9.10.2006

Does Anyone Have Ethics Anymore?

This appeared in today's New York Magazine's The Ethicist column:

Once a week I pick up donated bakery items and deliver them to the food bank to be distributed to needy families. One morning I helped myself to a box of doughnuts. The following week I took some cookies for my grandson; then it was a pecan pie, etc. Is this wrong? There seems to be plenty of food for the needy. Marjorie S. Desimone, Lansdowne, VA.


I see where this is going: first you swipe a few doughnuts, then it’s a whole pie and before you know it you’re shooting it out with the cops at a Sara Lee factory. It’s an old, old story. Here’s one way to think about it. Suppose you were collecting cash for this same charity: would you help yourself to a few bucks if there were still “plenty” for the needy? If it’s wrong to take a wad of $10 bills, why is it right to take a wad of doughnuts? (Do they come by the wad?) I admire your work for the food bank, but you should stop skimming pastry.

Here’s another way to think about it: If you didn’t know the answer, you wouldn’t have asked the question. It is often said that if you feel uneasy about your conduct, you’re probably doing wrong. But is that so? The proddings of the conscience are unreliable. Some people have a hypersensitive conscience and feel guilty about nearly everything. (Hence all those jokes that, in different versions, Jews and Catholics tell about themselves.) Other people do appalling things and sleep through the night untroubled. There’s no consistent calibration of the conscience; feelings are not a reliable substitute for thought. That’s why therapists flourish. And columnists proffering ethical advice.
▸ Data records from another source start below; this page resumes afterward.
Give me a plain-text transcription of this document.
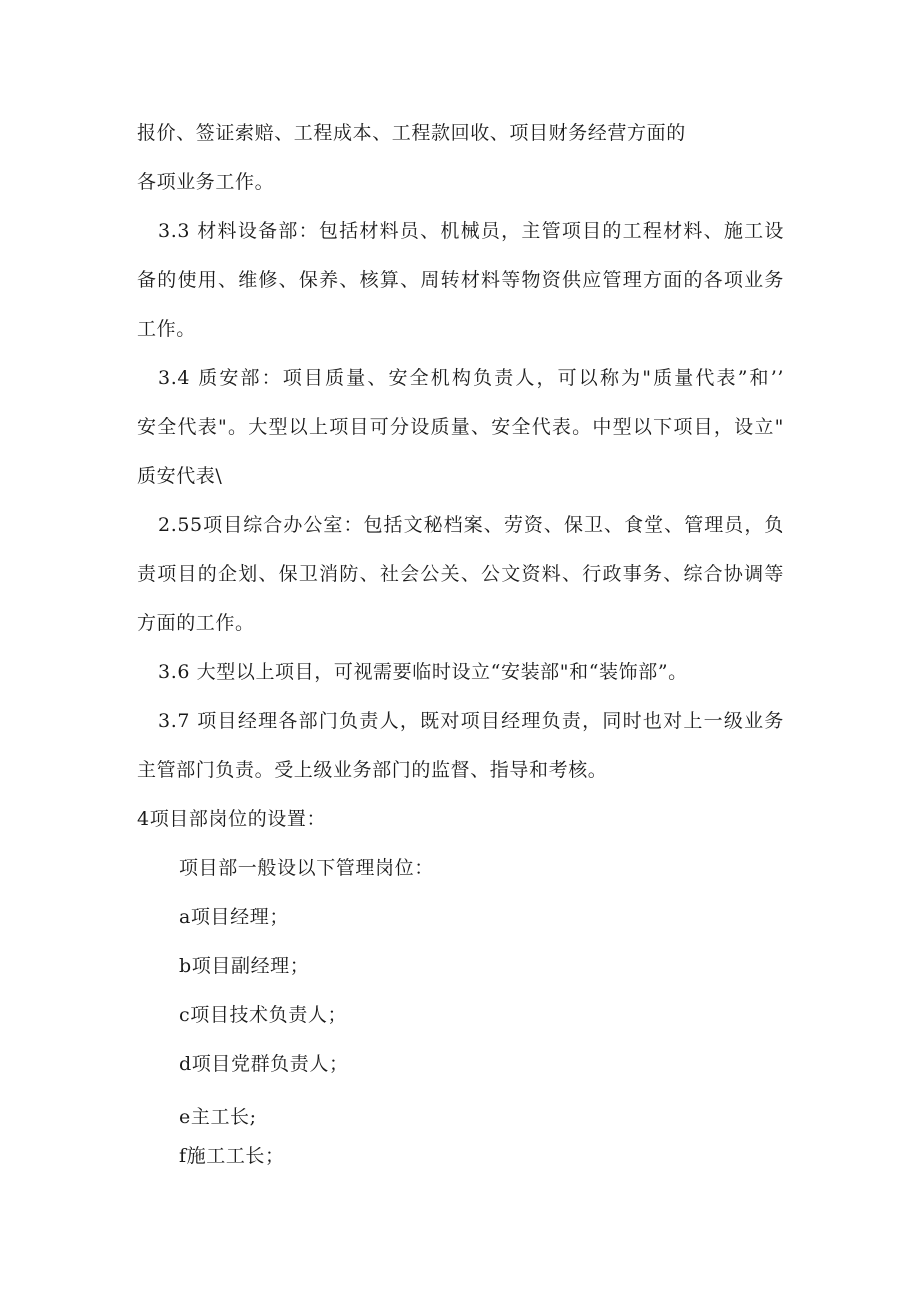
报价、签证索赔、工程成本、工程款回收、项目财务经营方面的
各项业务工作。
3.3 材料设备部：包括材料员、机械员，主管项目的工程材料、施工设
备的使用、维修、保养、核算、周转材料等物资供应管理方面的各项业务
工作。
3.4 质安部：项目质量、安全机构负责人，可以称为"质量代表”和’’
安全代表"。大型以上项目可分设质量、安全代表。中型以下项目，设立"
质安代表\
2.55项目综合办公室：包括文秘档案、劳资、保卫、食堂、管理员，负
责项目的企划、保卫消防、社会公关、公文资料、行政事务、综合协调等
方面的工作。
3.6 大型以上项目，可视需要临时设立“安装部"和“装饰部”。
3.7 项目经理各部门负责人，既对项目经理负责，同时也对上一级业务
主管部门负责。受上级业务部门的监督、指导和考核。
4项目部岗位的设置：
项目部一般设以下管理岗位：
a项目经理；
b项目副经理；
c项目技术负责人；
d项目党群负责人；
e主工长;
f施工工长；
BUT WAIT A MINUTE>>> Both Marjorie and the Ethicist miss something here that offends me to the very core. We are just so unaware of our own priveldge. It's not that I'm immune to this anymore than poor Marjorie. We all struggle with wealth and as someone pointed out to me this week, most people think that they just need to earn 20% more to be ok. That figure goes across the economic divides and contributes to our horrible lack of understanding of the reality of poverty in America (or anywhere else in the world). Like so many of us, Marjorie thinks that she needs a little bit more so she takes what is free.

Now, there is something strange in her logic. After all, isn't it a little insulting that she's asking this question at all? Isn't it a problem that we are not concerned about the charity offered to the needy? Suddenly, there are too many people giving to the needy. They have enough?? And yet, they are still needy. But, we need to have a box of donuts and a pie. Because the needy have enough. What happened to our own sense of charity? Whatever happened to loving the neighbor?